I simplified my hobbies down to just one, painting. I learned how to be present in the moment. I woke up at 5:30 am every day, went to work, came home, learned how to enjoy prepping and eating a nourishing home cooked meal, and pretty much let any dreams that I was chasing to fall to the way side.
This is not like me. I am a hard core dreamer. I even put it in my side bar describing myself :)
For two years I pretty much went about my days as they came. I accepted endless quiet evenings at home, and painted only when I felt called to the canvas. Looking back now I think, HOW BORING! How I managed for that long surprises me.

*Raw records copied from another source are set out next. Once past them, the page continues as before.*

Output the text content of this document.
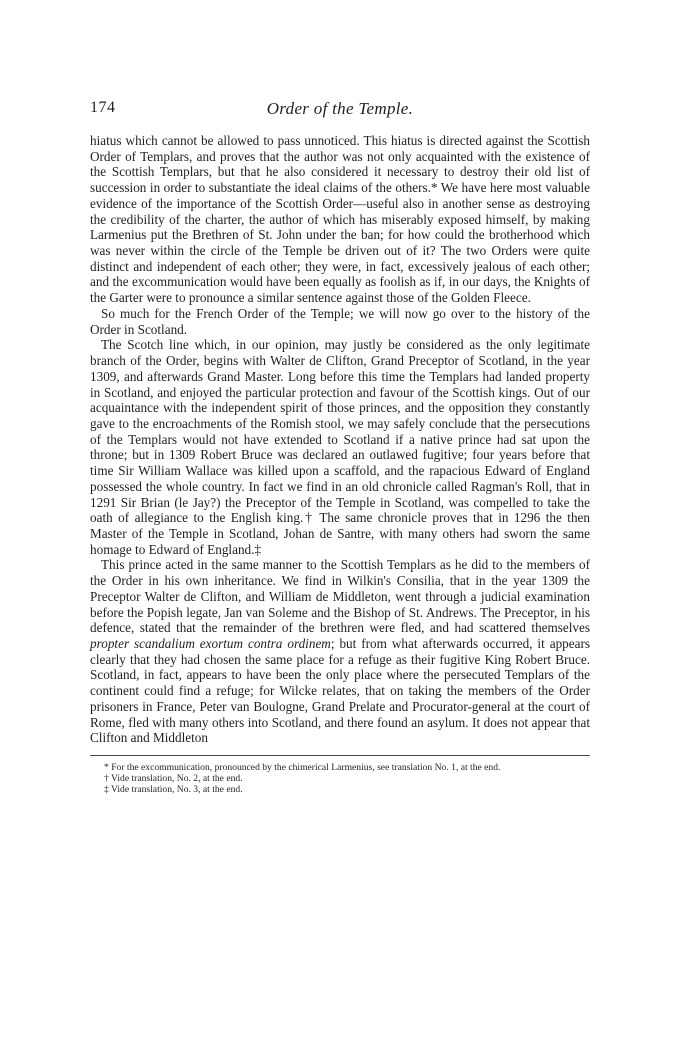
174	Order of the Temple.

hiatus which cannot be allowed to pass unnoticed. This hiatus is directed against the Scottish Order of Templars, and proves that the author was not only acquainted with the existence of the Scottish Templars, but that he also considered it necessary to destroy their old list of succession in order to substantiate the ideal claims of the others.* We have here most valuable evidence of the importance of the Scottish Order—useful also in another sense as destroying the credibility of the charter, the author of which has miserably exposed himself, by making Larmenius put the Brethren of St. John under the ban; for how could the brotherhood which was never within the circle of the Temple be driven out of it? The two Orders were quite distinct and independent of each other; they were, in fact, excessively jealous of each other; and the excommunication would have been equally as foolish as if, in our days, the Knights of the Garter were to pronounce a similar sentence against those of the Golden Fleece.

So much for the French Order of the Temple; we will now go over to the history of the Order in Scotland.

The Scotch line which, in our opinion, may justly be considered as the only legitimate branch of the Order, begins with Walter de Clifton, Grand Preceptor of Scotland, in the year 1309, and afterwards Grand Master. Long before this time the Templars had landed property in Scotland, and enjoyed the particular protection and favour of the Scottish kings. Out of our acquaintance with the independent spirit of those princes, and the opposition they constantly gave to the encroachments of the Romish stool, we may safely conclude that the persecutions of the Templars would not have extended to Scotland if a native prince had sat upon the throne; but in 1309 Robert Bruce was declared an outlawed fugitive; four years before that time Sir William Wallace was killed upon a scaffold, and the rapacious Edward of England possessed the whole country. In fact we find in an old chronicle called Ragman's Roll, that in 1291 Sir Brian (le Jay?) the Preceptor of the Temple in Scotland, was compelled to take the oath of allegiance to the English king.† The same chronicle proves that in 1296 the then Master of the Temple in Scotland, Johan de Santre, with many others had sworn the same homage to Edward of England.‡

This prince acted in the same manner to the Scottish Templars as he did to the members of the Order in his own inheritance. We find in Wilkin's Consilia, that in the year 1309 the Preceptor Walter de Clifton, and William de Middleton, went through a judicial examination before the Popish legate, Jan van Soleme and the Bishop of St. Andrews. The Preceptor, in his defence, stated that the remainder of the brethren were fled, and had scattered themselves propter scandalium exortum contra ordinem; but from what afterwards occurred, it appears clearly that they had chosen the same place for a refuge as their fugitive King Robert Bruce. Scotland, in fact, appears to have been the only place where the persecuted Templars of the continent could find a refuge; for Wilcke relates, that on taking the members of the Order prisoners in France, Peter van Boulogne, Grand Prelate and Procurator-general at the court of Rome, fled with many others into Scotland, and there found an asylum. It does not appear that Clifton and Middleton

* For the excommunication, pronounced by the chimerical Larmenius, see translation No. 1, at the end.

† Vide translation, No. 2, at the end.

‡ Vide translation, No. 3, at the end.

My greatest example of living a simple life comes from my husband. He thoroughly enjoys just being . His goals in life consist of being happy and having fun. He has not felt the need to chase anything and instead allows life to happen as it will. Seeing his ease with this simple life made me want to give it a whirl.
But can I be honest? I clenched my teeth through a good chunk of those two years. I had to talk myself out of moments of frustration, focusing on deep breathing and thinking positive. Taking a look back some more I can see how I was trying to fit a square through a circle's life.
Not easy to do.
Jamie's words re-ignited my internal fire that I had let go out. It sparked me back into my dreams and really opened my eyes to ACCEPTING that I am not capable of living simply.
I don't want to live simply.
Nothing about the way I do anything is simple. I do at times find frustration in this, however, it's just my way. I love my quirky ways and just as I had to accept this about myself, so will everyone else in my life.
I want to be me; chaos and all.
I want to go thru my moments of passion, anger, fear, anxiety, happiness, excitement and back 'round again.
It's a whirlwind in my head!
So Pinterest, you can take your endless quotes of why living simple is the best way to be, and suck it.
I'm here to feel it all.
Somehow, realizing this about myself has brought balance to my psyche. I've accepted and am giving myself the permission to be all that I am; the good and the bad.